The page 99 test suggests that the core of a text might be found on one of its pages. After I submitted my dissertation to MIT Libraries and turned to page 99, I had to laugh. Page 99 falls smack dab in the middle of chapter two of my dissertation, which examines deaf Jordanians’ engagements with new assistive technologies that have emerged in Amman in the last two decades and the biomedical imaginaries, language ideologies, and religious commitments that shaped these engagements. During my fieldwork from 2021 to 2023, I focused on the cochlear implant—a medical device implanted via surgery that provides its users with electronic access to sound, distributed to eligible deaf Jordanians through a state-affiliated initiative beginning in 2014—and a sign language-centered mobile application—designed by young Arab entrepreneurs in 2019 in conjunction with vocabulary cards to improve literacy among deaf children. That page 99 is in chapter two feels particularly apt because it was the first chapter I began writing while I was still in the middle of doing fieldwork, when I was not yet sure if I had a dissertation in me.
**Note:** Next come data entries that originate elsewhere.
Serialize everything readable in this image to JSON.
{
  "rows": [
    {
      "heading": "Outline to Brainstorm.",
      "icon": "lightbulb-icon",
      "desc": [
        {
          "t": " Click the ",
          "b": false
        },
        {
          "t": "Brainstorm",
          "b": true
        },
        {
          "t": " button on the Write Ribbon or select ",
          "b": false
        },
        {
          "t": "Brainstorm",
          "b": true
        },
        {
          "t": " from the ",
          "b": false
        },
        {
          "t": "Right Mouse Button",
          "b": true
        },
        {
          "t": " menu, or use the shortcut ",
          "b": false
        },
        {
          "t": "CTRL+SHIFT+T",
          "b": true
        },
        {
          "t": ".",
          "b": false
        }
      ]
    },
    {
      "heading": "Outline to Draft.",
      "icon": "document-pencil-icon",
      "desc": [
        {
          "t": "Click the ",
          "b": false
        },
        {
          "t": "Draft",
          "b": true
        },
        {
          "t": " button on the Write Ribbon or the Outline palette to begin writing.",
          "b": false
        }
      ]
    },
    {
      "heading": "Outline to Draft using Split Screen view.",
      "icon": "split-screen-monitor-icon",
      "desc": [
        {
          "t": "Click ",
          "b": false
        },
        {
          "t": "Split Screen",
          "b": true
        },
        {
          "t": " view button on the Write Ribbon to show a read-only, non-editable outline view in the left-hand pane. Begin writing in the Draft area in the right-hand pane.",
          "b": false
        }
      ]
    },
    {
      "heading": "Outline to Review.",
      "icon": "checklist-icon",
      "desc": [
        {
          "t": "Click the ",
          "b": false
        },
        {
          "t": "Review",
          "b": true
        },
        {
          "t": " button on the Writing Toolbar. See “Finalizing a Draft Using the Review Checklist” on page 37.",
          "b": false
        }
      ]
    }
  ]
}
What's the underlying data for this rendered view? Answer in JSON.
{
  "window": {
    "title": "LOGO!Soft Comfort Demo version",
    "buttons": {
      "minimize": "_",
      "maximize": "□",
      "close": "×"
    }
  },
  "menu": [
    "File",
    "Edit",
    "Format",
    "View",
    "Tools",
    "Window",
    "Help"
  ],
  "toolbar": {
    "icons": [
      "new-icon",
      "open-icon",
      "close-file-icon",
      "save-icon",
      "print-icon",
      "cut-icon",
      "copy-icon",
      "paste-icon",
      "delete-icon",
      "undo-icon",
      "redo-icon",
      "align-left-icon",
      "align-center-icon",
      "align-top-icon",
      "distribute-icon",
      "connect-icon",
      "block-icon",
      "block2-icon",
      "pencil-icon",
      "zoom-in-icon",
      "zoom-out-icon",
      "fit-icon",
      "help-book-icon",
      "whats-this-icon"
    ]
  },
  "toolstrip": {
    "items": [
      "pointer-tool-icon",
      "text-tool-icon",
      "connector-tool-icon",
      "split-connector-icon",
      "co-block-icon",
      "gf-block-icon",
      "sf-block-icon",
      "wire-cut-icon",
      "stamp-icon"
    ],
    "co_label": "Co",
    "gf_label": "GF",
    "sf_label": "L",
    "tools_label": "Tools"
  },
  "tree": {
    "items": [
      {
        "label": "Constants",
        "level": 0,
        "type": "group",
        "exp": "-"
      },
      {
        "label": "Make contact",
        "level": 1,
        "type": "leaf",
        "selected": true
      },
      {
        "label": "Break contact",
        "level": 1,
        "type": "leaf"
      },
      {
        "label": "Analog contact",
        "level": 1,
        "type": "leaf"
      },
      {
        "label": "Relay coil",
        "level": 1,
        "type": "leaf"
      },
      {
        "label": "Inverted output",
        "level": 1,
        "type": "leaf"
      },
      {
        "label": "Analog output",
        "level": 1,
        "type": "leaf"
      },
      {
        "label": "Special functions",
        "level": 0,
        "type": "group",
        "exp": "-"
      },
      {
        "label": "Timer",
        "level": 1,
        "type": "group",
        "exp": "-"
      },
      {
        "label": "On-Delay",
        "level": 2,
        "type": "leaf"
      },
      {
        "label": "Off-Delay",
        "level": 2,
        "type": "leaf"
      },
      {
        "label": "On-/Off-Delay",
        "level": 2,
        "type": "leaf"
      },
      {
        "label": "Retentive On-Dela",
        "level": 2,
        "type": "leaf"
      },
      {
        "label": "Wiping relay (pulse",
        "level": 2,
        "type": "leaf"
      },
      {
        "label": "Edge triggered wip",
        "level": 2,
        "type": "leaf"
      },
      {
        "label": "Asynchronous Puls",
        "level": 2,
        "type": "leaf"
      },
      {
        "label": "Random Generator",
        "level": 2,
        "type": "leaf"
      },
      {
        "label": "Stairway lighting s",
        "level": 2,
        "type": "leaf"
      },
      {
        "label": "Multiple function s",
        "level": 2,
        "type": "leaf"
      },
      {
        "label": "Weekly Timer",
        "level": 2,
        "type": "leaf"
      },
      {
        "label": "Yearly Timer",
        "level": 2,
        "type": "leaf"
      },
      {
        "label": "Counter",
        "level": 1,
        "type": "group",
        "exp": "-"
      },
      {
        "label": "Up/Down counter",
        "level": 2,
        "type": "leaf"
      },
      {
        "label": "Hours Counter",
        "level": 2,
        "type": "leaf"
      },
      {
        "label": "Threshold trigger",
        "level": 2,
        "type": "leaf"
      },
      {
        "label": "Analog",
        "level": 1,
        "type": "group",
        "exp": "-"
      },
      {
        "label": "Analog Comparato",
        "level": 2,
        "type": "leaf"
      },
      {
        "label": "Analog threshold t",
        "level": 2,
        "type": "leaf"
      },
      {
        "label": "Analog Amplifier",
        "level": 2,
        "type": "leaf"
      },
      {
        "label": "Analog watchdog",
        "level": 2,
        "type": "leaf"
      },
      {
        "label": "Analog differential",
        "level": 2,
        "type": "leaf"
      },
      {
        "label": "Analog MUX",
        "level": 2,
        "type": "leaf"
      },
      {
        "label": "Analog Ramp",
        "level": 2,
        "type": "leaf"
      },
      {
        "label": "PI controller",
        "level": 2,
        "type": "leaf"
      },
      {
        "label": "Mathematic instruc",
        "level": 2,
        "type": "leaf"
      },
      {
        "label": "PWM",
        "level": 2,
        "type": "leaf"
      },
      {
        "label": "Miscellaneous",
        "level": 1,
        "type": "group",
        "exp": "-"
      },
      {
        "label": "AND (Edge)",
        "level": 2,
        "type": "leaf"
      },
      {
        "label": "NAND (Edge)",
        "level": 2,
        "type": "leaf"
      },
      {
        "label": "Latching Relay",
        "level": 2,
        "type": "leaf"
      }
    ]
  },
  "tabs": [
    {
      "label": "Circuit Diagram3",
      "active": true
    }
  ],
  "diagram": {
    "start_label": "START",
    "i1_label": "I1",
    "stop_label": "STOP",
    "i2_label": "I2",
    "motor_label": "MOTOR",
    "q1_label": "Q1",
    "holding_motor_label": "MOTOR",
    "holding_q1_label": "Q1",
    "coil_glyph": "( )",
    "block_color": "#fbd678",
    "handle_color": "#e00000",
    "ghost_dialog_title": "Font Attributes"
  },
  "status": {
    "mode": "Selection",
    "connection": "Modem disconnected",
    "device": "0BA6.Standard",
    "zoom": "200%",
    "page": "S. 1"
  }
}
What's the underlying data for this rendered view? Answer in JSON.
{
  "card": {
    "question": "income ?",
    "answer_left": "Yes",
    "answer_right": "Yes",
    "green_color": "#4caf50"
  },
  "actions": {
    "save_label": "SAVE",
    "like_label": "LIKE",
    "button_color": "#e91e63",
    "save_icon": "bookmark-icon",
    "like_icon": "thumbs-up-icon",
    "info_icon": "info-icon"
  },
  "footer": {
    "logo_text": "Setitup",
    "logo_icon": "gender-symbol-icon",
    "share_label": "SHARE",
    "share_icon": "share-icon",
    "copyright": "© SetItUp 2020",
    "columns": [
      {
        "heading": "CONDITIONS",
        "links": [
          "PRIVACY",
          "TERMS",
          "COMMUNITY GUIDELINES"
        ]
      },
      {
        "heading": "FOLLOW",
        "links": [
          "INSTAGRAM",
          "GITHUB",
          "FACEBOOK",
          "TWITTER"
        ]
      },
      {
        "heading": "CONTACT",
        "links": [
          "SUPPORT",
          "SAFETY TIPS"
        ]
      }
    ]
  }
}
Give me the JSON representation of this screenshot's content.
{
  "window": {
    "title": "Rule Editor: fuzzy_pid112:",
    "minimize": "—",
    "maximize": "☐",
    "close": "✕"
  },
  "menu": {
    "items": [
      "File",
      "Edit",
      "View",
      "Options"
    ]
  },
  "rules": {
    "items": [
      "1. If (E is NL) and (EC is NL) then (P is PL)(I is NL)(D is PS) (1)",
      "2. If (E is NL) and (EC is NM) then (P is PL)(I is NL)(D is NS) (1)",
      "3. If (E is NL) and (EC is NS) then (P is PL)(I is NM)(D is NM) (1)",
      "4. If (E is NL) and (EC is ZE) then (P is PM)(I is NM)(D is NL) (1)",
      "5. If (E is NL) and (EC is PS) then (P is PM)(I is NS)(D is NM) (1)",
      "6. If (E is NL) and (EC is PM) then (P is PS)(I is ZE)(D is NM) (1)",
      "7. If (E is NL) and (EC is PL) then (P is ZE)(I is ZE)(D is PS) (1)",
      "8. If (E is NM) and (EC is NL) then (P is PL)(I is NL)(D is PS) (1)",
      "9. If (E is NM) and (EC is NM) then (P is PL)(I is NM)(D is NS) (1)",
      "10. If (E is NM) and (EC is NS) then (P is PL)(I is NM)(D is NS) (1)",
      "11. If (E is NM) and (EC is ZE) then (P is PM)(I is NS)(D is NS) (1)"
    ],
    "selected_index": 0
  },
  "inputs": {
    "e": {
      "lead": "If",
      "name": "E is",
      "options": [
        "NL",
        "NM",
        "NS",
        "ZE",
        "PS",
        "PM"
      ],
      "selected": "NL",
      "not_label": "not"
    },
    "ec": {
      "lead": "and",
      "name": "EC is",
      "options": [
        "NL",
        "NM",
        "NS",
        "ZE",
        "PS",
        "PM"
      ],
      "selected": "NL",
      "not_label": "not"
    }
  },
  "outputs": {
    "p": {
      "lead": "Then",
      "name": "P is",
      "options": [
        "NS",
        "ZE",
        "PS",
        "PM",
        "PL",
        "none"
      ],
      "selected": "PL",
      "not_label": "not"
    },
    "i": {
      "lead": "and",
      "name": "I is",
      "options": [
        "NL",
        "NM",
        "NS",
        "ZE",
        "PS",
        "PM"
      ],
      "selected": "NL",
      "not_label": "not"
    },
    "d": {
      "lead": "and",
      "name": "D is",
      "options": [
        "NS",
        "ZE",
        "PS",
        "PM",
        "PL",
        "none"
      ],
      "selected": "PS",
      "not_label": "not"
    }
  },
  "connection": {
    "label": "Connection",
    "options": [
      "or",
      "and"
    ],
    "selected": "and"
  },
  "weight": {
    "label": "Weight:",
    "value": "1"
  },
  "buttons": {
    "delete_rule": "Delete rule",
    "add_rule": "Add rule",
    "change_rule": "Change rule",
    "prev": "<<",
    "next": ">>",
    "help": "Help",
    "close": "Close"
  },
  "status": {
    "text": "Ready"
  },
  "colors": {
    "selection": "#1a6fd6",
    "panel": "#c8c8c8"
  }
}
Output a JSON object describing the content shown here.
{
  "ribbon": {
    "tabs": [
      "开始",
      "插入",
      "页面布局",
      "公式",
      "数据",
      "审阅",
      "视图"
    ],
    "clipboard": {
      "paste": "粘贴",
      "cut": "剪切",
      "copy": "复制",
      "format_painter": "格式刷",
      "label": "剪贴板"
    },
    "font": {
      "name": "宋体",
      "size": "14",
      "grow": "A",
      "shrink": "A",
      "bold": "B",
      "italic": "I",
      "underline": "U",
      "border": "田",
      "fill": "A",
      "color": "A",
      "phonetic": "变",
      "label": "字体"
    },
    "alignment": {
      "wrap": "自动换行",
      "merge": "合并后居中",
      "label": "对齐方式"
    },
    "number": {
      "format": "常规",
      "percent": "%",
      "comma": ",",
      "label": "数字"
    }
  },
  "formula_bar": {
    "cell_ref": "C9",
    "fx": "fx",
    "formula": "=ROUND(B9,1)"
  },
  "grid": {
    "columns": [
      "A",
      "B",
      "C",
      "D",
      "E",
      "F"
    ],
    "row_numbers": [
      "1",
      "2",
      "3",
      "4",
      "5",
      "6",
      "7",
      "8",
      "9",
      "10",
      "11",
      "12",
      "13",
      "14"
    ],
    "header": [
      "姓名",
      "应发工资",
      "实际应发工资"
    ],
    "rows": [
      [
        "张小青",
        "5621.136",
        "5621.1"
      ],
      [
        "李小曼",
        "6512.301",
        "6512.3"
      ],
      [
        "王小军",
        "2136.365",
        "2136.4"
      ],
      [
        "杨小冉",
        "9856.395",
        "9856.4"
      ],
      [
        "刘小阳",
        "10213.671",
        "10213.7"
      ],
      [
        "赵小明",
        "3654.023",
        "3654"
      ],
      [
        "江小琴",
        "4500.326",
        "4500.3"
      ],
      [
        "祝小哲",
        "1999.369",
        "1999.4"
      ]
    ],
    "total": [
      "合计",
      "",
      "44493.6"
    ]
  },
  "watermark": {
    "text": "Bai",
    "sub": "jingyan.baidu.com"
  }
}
Chapter two examines two contrasting characterizations of Jordanian Sign Language (LIU, from the Arabic lughat al-’ishara al-’urduniyya) among my deaf and hearing interlocutors as either the mother tongue (al-lugha al-’umm) of deaf children or as a kind of broken Arabic (‘arabi mukassar). I move beyond characterizing these discourses as either supposedly positive or negative to argue that they should be understood as forms of rhetoric that must be analyzed in the contexts in which they are strategically deployed. Very early drafts were workshopped with very supportive audiences—as I hope my work will always be!—at the Language and Technology Lab at MIT and the Graduate Student Research Workshop at NYU Abu Dhabi, and a much more polished version went on to win the 2023 Gumperz Prize from the Society for Linguistic Anthropology. Page 99, in particular, situates the discourse of “LIU as mother tongue” within academic scholarship on language deprivation that has proliferated among researchers of deafness in recent years (psychologists, linguists, cognitive scientists, and others in addition to anthropologists) which names the phenomenon that many deaf children around the globe, especially those given hearing technologies like cochlear implants, are not getting access to normative forms of language and are experiencing the consequences of such deprivation. Because this is happening in Jordan as well, calling LIU “al-lugha al-’umm” in some ways obscures the dismal status quo, which is that many deaf children in Jordan do not in fact have access to the language. In this part of the chapter, then, I wanted to think about the stakes of labeling sign language as a mother tongue (as I also do here and forthcoming in American Anthropologist) and to call attention to considering how we frame why deaf children need access to sign language.
With its explicit focus on language ideologies, this chapter is a microcosm of the larger dissertation, a central theme of which is how ideas, beliefs, and practices around language shape how assistive technologies for deaf Jordanians are used and produced. At its core, it became a study of language in culture (as pointed out by my advisor) in a way that I did not expect until I had the final product in my hands. It strikes me as funny because, when I first began doctoral study at MIT in 2018, I thought I had left linguistic anthropology and sociolinguistics (which I had studied as an undergraduate) behind and was going to work only in medical anthropology and science and technology studies. But language—sign and spoken—kept returning in my fieldwork, both as ethnographic concern and theoretical concept and, as it happens, I now situate my research primarily at the intersection of those three (sub)fields. I have never been happier to have been so wrong.
Loh, Timothy Y. 2024. “Entanglements of Language, Religion, and Disability: The Politics of Assistive Technologies for Deaf People in Jordan.” Ph.D. diss., Cambridge, MA: Massachusetts Institute of Technology.